Vector spaces. When in the real world are we checking if it's a vector space or not?

You'll never have to prove something is a vector space in real life. You may want to prove something is a vector space, because vector spaces have a simply enormous amount of theory proven about them, and the non-trivial fact that you wish to establish about your specific object might boil down to a much more general, well-known result about vector spaces.

Here's my favourite example. It's still a little artificial, but I came by it through simple curiousity, rather than any course, or the search for an example.

Consider the logic puzzle here. It's a classic. You have a $5 \times 5$ grid of squares, coloured black or white. Every time you press a square, it changes the square and the (up to four) adjacent squares from black to white or white to black. Your job is to press squares in such a way that you end up with every square being white.

So, my question to you is, can you form any configuration of white and black squares by pressing these squares? Put another way, is any $5 \times 5$ grid of black and white squares a valid puzzle with a valid solution?

Well, it turns out that this can be easily answered using linear algebra. We form a vector space of $5 \times 5$ matrices whose entries are in the field $\mathbb{Z}_2 = \lbrace 0, 1 \rbrace$. We represent white squares with $0$ and black squares with $1$. Such a vector space is finite, and contains $2^{25}$ vectors. Note that every vector is its own additive inverse (as is the case for any vector space over $\mathbb{Z}_2$).

Also note that the usual standard basis, consisting of matrices with $0$ everywhere, except for a single $1$ in one entry, forms a basis for our vector space. Therefore, the dimension of the space is $25$.

Pressing each square corresponds to adding one of $25$ vectors to the current vector. For example, pressing the top left square will add the vector

$$\begin{pmatrix} 1 & 1 & 0 & 0 & 0 \\ 1 & 0 & 0 & 0 & 0 \\ 0 & 0 & 0 & 0 & 0 \\ 0 & 0 & 0 & 0 & 0 \\ 0 & 0 & 0 & 0 & 0 \end{pmatrix}.$$

We are trying to find, therefore, a linear combination of these $25$ vectors that will sum to the current vector (remember $-v = v$ for all our vectors $v$).

So, my question that I posed to you, boils down to asking whether these $25$ vectors span the $25$-dimensional space. Due to standard results in finite-dimensional linear algebra, this is equivalent to asking whether the set of $25$ vectors is linearly independent.

The answer is, no, they are not linearly independent. In particular, if you press the buttons highlighted in the following picture, you'll obtain the white grid again, i.e. the additive identity.

enter image description here

Therefore, we have a non-trivial linear combination of the vectors, so they are linearly dependent, and hence not spanning.

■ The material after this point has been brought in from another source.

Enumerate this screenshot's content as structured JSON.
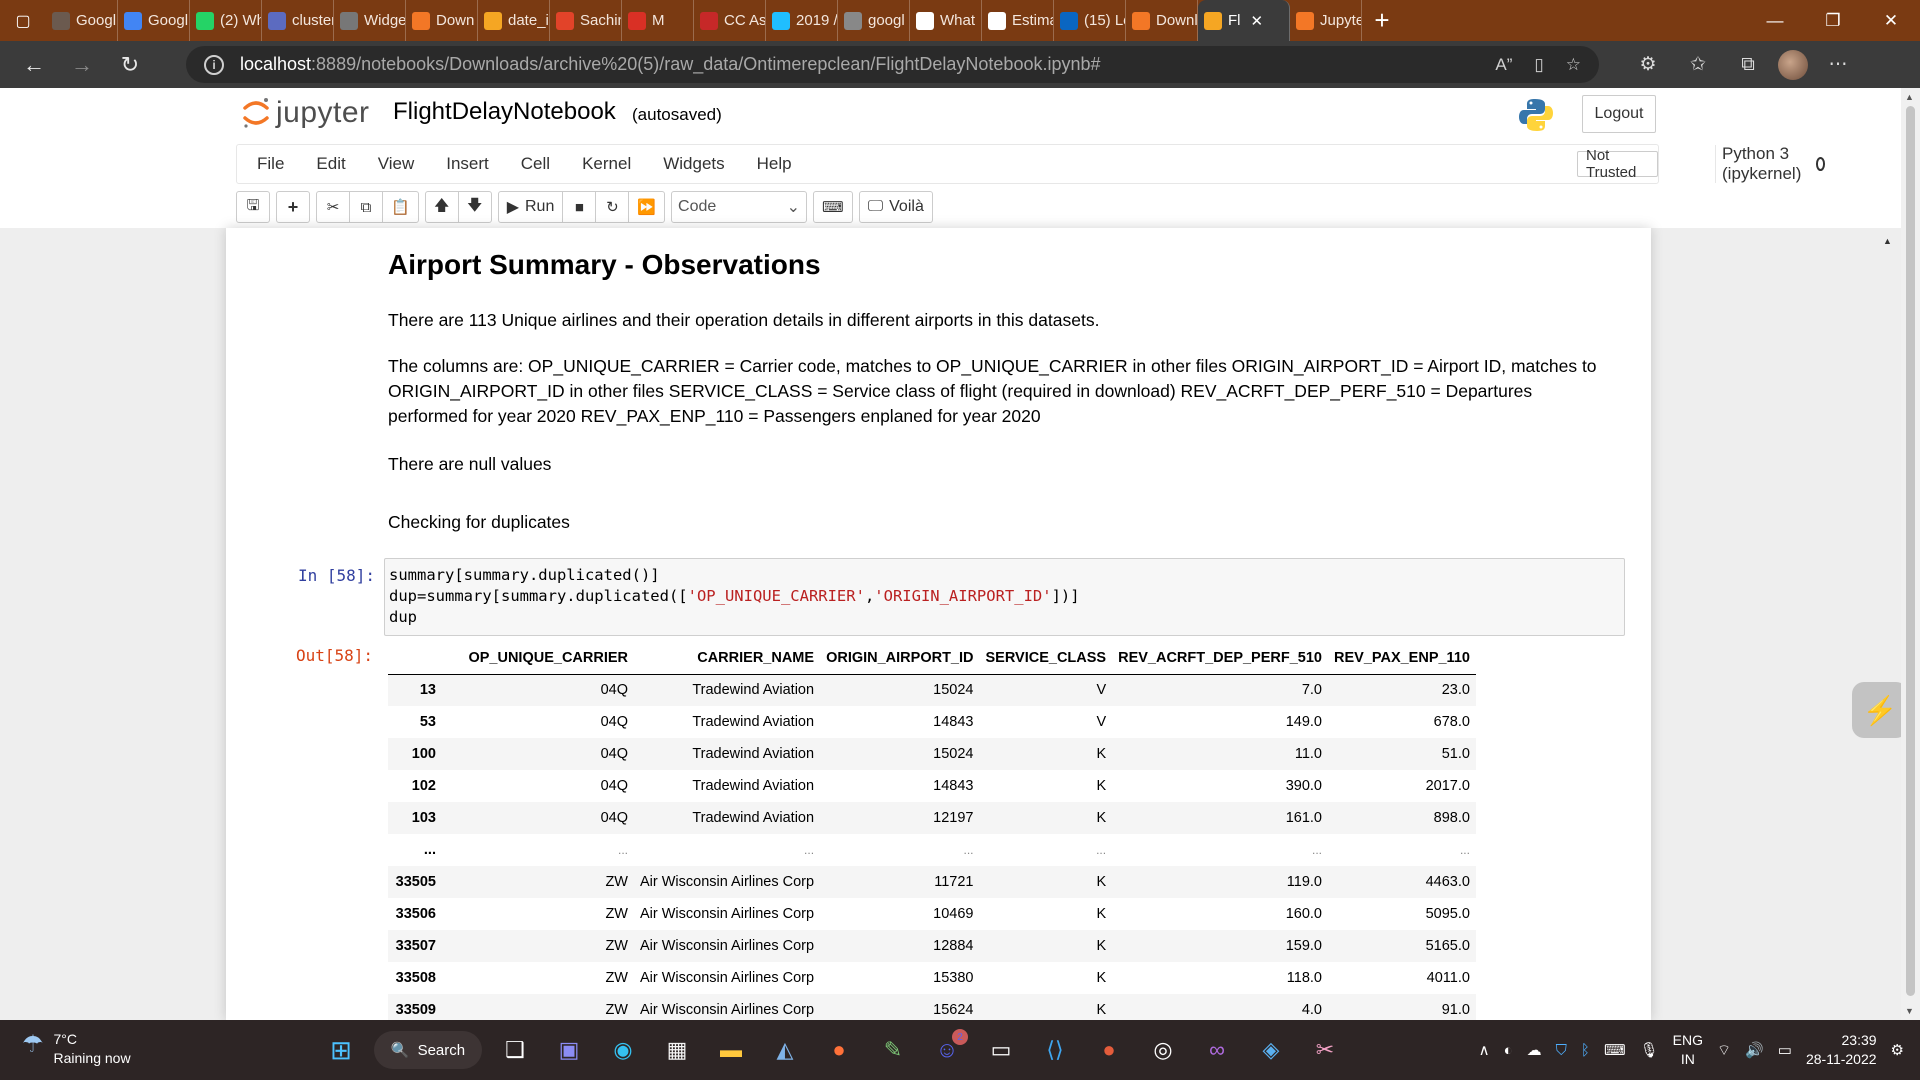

That is, there must exist certain configurations that cannot be attained, i.e. there are invalid puzzles with no solution.

The linear dependency I found while playing the game myself, and noticing some of the asymmetries of the automatically generated solutions, even when the problem itself was symmetric. Proving the linear dependence is as easy as showing the above picture. I still don't know of an elegant way to find an example of a puzzle that can't be solved though! So, my proof is somewhat non-constructive, and very easy if you know some linear algebra, and are willing to prove that a set is a vector space.


Vector spaces, and vector space-like sets, crop up in a lot of places. The specific example here is artificial, yes, but it is meant to show that we need to be careful when checking whether a set of vector-like objects, together with two operations (vector addition and scalar multiplication), actually is a vector space or not.